Jane Plant, assistant director at the BGS, now co-chairs a group, the International Geosphere Biosphere Program, which recently published its final report calling for the baseline survey. The group has agreed a standard system for the world to follow, based on the BGS methods.

Earlier geochemical surveys cannot be correlated with each other. Each country or organisation has chosen its own standards and arbitrarily decided which elements to search for. An exception is studies of nuclear elements which have been done under the influence of the International Atomic Energy Authority.

A global map requires sensitive techniques to find tiny amounts of minor and trace elements in the soils. "We have established very robust sampling methods, very quantitative reproducable results," said Professor Plant.

Individual countries will do their own mapping. Funding is piecemeal at the moment. The report says it will cost $300-400 million.

Professor Plant says that the European part of the mapping could be finished by just after 2000. Other parts will take much longer.

In Britain, the BGS has mapped Scotland, Wales and half of England so far. Every sample is stored in a warehouse at its headquarters near Nottingham. Wales alone has been sampled in 15,000 places, with seven samples taken at each site, each tested for 100 different things. An element can be detected even if it makes up only a trillionth of the sample.

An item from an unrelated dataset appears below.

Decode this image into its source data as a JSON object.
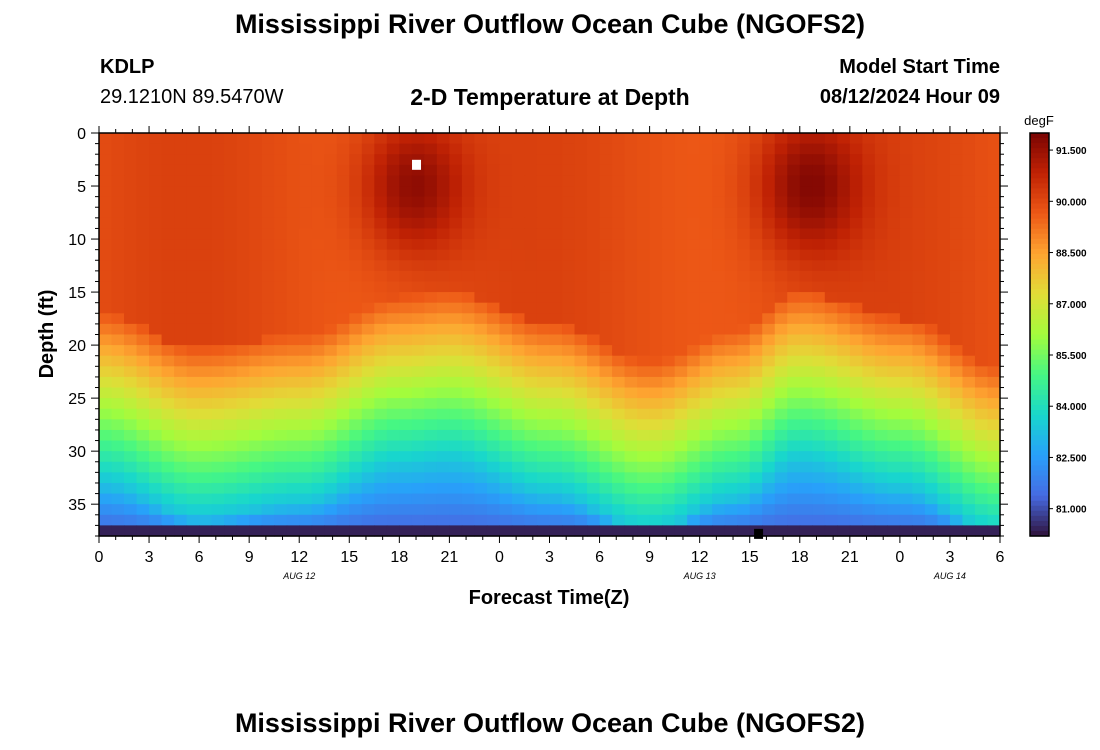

Douglas Miles, manager of the analytical geochemistry group, claims that the BGS has the largest geochemical X-ray fluorescence laboratory in Europe.

By blasting a sample with X-rays the scientists can make its constituent elements fluorescent: the different wavelengths of the fluorescence tell them which elements are there. A machine tests 60 samples an hour for 35 different elements.

The mass of information now stored on the BGS computer systems can be used for myriad planning decisions. In the case of arsenic for example, Martin Williams, geochemist, says: "We get frequent inquiries from people saying 'we have X parts per million of arsenic, which exceeds an EU trigger level'." He can tell how dangerous that arsenic is, based on other geological information about the area.

If you ask Dr Williams about the dangers of lead in an area, he will call up a computer map coloured according to the area's acidity, lead and sulphate levels: only in the parts exhibiting a particular blend of the three colours is there a risk that the lead may harm health.

One problem the BGS solved with its data was the case of the baffling cows in Quilquox, Caithness, where vets had to give cattle copper injections despite the fact that the soil contained plenty of copper. The survey showed that the land was high in molybedenum - which blocks the body's absorption of copper.